1) The article that I linked to was of a Japanese government organization that did finance Spiber, so were keeping tabs on them to ensure that their money was being well spent. The image was taken while the factory was under construction from June until November 2013. I personally also started to look into Spiber in late 2014 and became aware of the factory producing 100 Kg a month of proteins at max capacity at that time.
If you want articles from independent news sources, here is one from a Japanese Financial Newspaper dated February 2013, before they even started construction of their first factory, that lays out Spiber’s plans stating that they will build a 100 kg/month facility by October 2013 (was actually completed November 2013) and construct a second one that can produce one ton a month in 2015 (which was actually completed in September 2014): http://www.nikkei.com/article/DGXNASFB2005B_Q3A220C1L01000/
2) I am not 100% fluent in Japanese and much of the Kanji on the presentation goes over my head and takes a really long time for me to sit and decipher each one without an app to at least break it down to hiragana, but on the top of Slide 4 (page 3), it has those numbers that I stated as their commercialization goal and the text itself can be copied and pasted into a translation service. This presentation was created by Spiber to show to ImPACT in order to acquire funding from them (which they did receive). If you believe that they lied and that the government organization did not do any sufficient fact checking prior to giving them the funding, or that since it is a forward looking statement it is not applicable, then you can simply disregard the values.

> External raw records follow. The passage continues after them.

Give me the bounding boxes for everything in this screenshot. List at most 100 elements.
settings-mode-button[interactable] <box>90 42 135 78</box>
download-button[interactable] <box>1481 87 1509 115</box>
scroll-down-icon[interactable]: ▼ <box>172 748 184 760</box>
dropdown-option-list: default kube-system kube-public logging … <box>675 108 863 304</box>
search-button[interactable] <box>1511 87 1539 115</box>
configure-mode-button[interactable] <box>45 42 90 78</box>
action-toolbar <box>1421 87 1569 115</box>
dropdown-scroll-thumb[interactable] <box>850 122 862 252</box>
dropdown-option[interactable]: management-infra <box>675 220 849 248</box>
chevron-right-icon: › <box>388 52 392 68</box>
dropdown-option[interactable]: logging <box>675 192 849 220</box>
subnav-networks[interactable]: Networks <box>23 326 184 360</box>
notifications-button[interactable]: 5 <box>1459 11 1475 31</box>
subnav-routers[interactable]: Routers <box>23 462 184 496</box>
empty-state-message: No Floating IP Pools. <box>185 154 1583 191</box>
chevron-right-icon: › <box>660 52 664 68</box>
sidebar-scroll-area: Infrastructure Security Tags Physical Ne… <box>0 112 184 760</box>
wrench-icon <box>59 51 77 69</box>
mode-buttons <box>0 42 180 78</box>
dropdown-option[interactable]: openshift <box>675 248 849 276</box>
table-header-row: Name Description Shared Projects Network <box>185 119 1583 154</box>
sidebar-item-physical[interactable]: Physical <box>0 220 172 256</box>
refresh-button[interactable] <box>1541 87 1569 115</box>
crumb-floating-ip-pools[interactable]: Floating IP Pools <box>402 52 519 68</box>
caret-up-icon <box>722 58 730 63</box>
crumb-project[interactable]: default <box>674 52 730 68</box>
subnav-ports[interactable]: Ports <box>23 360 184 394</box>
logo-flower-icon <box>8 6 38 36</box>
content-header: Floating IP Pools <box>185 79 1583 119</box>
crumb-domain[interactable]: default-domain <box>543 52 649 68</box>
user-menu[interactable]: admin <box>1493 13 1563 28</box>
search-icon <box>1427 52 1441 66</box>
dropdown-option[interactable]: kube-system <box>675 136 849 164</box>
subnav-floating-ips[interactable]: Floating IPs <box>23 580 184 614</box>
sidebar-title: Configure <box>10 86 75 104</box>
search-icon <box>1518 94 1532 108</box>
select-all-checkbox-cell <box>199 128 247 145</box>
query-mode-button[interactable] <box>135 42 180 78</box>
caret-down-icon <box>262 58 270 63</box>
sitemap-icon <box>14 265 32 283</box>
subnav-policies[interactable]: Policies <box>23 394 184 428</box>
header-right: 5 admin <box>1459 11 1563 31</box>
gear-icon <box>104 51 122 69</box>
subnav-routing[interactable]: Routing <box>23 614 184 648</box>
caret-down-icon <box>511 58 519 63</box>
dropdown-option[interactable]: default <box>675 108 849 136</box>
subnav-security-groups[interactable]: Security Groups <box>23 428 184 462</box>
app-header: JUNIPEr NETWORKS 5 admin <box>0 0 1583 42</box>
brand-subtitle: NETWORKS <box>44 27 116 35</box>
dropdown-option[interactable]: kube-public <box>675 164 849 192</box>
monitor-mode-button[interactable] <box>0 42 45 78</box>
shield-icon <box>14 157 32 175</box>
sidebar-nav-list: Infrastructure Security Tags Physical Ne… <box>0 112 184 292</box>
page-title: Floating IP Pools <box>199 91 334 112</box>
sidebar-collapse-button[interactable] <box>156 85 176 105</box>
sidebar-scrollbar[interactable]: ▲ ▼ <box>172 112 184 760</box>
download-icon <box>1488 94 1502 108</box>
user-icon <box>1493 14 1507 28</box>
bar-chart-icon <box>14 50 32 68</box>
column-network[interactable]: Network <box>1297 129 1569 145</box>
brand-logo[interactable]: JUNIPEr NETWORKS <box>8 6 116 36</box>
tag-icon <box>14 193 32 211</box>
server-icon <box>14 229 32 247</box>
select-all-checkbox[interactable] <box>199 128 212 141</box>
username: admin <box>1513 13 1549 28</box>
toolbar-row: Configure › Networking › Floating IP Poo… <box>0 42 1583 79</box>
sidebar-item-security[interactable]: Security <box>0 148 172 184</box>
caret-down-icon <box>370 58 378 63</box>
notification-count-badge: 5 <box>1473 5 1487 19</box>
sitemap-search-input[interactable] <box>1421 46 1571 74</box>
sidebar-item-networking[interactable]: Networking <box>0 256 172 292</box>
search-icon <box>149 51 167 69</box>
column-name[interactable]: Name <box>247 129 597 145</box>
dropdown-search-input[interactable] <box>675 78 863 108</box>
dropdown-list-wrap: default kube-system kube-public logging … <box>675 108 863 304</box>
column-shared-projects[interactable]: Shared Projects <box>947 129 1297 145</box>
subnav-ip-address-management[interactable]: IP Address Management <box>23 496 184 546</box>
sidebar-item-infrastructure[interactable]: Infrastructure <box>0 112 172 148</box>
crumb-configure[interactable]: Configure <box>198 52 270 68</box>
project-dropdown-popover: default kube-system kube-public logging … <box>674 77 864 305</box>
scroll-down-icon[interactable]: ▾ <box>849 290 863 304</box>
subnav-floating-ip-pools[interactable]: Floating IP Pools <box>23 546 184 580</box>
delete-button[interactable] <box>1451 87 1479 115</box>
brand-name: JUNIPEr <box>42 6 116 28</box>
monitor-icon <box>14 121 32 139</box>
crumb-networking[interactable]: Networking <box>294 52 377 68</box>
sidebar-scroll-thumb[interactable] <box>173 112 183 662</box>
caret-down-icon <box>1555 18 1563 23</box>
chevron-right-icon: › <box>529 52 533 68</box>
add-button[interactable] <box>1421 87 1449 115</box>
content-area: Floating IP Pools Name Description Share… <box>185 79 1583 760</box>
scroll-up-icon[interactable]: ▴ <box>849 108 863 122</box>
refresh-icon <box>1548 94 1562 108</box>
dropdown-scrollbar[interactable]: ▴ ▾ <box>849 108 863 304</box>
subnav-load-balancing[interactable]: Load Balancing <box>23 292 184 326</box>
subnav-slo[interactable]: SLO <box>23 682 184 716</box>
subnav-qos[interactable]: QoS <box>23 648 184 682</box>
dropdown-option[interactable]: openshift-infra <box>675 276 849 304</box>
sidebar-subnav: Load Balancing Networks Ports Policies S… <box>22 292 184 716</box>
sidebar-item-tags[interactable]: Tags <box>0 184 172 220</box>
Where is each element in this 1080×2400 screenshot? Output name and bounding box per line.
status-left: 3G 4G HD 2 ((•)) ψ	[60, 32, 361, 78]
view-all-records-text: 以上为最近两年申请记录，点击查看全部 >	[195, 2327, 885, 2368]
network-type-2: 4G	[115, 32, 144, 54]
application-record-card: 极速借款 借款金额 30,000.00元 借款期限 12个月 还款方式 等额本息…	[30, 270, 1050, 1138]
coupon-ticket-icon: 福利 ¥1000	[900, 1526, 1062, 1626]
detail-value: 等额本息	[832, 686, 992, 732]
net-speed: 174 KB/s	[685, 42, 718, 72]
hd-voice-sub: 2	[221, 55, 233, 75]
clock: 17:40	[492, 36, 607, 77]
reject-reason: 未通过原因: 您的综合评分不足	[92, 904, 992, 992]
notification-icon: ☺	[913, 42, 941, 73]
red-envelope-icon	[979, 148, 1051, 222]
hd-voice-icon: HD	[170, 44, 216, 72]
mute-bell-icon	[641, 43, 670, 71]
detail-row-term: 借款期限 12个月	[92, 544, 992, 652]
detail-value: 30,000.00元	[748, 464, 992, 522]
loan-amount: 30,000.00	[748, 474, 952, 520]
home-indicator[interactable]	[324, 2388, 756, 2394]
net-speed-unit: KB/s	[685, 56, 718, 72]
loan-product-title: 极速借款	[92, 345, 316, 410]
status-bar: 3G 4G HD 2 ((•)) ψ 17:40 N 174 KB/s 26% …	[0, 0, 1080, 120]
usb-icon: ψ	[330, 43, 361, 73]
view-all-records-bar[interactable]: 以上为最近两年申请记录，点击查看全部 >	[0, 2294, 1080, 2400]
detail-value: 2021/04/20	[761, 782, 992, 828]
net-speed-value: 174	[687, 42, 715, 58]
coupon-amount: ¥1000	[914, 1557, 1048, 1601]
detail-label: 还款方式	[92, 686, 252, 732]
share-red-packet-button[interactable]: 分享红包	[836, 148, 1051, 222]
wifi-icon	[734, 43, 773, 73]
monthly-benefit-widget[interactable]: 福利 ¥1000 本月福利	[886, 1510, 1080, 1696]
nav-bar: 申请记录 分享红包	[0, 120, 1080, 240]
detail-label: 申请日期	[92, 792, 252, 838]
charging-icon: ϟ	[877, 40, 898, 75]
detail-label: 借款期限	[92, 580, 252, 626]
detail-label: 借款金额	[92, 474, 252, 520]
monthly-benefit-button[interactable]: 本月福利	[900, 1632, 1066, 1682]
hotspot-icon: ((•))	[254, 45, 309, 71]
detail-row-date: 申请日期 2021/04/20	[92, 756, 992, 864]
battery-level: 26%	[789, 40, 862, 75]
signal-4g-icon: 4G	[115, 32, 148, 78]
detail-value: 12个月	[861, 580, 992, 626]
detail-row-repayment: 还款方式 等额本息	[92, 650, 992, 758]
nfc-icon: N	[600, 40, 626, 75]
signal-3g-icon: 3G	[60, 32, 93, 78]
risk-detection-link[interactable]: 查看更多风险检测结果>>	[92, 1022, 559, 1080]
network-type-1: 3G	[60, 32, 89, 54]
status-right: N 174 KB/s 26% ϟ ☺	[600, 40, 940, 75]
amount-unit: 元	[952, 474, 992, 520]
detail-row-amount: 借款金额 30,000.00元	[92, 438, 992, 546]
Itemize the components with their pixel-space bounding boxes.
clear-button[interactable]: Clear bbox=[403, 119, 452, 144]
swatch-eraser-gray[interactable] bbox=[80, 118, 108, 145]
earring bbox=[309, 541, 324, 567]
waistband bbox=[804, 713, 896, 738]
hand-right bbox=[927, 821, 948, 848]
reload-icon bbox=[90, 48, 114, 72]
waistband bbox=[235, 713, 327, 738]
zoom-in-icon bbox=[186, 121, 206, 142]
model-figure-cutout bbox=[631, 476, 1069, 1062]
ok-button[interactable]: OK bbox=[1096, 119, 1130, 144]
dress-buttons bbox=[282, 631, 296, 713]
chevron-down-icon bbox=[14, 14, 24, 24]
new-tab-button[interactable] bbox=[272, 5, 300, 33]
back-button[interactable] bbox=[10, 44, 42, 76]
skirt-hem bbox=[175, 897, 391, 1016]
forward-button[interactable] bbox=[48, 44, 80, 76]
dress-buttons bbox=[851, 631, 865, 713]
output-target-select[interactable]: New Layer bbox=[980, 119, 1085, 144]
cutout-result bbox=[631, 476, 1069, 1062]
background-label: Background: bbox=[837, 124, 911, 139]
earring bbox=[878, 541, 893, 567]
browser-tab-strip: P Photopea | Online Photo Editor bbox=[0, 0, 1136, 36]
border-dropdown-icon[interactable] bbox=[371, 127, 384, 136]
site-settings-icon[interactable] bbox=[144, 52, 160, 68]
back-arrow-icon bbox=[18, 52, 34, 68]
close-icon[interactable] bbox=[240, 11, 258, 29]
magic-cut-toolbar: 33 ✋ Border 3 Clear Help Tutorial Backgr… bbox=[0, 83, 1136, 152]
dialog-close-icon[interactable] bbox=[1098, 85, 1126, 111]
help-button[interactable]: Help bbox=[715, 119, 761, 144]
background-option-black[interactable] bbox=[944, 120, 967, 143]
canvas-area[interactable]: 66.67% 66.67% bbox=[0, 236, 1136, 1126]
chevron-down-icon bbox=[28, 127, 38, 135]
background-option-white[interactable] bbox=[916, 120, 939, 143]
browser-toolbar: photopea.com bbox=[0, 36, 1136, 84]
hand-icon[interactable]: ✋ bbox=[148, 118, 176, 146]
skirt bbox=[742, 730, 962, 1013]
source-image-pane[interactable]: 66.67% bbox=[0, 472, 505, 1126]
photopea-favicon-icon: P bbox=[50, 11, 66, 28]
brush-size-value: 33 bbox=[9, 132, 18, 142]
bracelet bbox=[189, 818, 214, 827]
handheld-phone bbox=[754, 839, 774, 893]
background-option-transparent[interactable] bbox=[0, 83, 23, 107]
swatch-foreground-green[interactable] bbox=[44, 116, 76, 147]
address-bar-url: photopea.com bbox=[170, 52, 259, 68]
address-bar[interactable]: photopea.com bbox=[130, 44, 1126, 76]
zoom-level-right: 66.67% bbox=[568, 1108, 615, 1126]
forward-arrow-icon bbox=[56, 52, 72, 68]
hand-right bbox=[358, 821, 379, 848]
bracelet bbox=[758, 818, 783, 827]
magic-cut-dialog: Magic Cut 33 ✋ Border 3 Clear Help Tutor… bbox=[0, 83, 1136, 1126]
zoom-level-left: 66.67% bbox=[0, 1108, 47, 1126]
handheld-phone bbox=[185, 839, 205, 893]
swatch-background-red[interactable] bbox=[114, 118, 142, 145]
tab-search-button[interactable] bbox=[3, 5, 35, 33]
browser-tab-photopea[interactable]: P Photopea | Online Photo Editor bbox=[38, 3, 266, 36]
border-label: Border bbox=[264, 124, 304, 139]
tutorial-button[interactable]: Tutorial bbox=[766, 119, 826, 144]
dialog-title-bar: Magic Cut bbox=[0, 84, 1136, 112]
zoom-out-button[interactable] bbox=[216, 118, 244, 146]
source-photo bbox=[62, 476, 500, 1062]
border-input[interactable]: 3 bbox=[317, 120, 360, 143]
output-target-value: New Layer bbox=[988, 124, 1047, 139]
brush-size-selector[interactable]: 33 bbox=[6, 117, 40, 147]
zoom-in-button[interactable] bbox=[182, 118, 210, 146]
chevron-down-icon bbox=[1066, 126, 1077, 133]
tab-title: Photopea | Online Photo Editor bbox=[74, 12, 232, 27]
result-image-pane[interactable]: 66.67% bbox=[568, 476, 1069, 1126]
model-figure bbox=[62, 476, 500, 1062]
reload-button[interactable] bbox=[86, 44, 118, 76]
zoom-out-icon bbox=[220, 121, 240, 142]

3) In his post Post 95956, he agreed that a sample existed, he just questioned the properties of it. Also, yes, I did link to a VC that invested in Bolt Threads. I figured that reading their train of thought on the subject and events that led to it shows how they came to the conclusion that Bolt Threads was worth the millions of dollars of investment into them and shined a lot of light on what they have. Sure, they did utilize Sue Levin when doing their DD on Bolt Threads. I don’t blame them. I utilized Ben Hansel when doing my DD on KBLB. That is to be expected.
In addition to this, I have also personally been in contact in the past with a few students on the 2015 UCLA iGEM team that were working with Bolt Threads as part of the project, but not working for them. I got a lot of good info from them about why yeast is better than E. coli (despite the fact that they used E. coli in the iGEM) and how they felt that Bolt Threads is a good, viable company. They unfortunately did not go into too many details about the specifics on them, but they were very confident that Bolt will do very well when they reach commercialization.
Either way, in the next couple years, it will start to become very obvious what the properties and applications are for each company’s product and how viable they are. I still believe that all three companies will do very well initially as there is a very large market out there for these fibers. I feel that KBLB will do better initially over the first few years since they can presumably scale up very inexpensively, but as the price of the “goo” production comes down, I think that will be a better long term solution and hopefully Kim will pick it up then. Time will tell if I am right.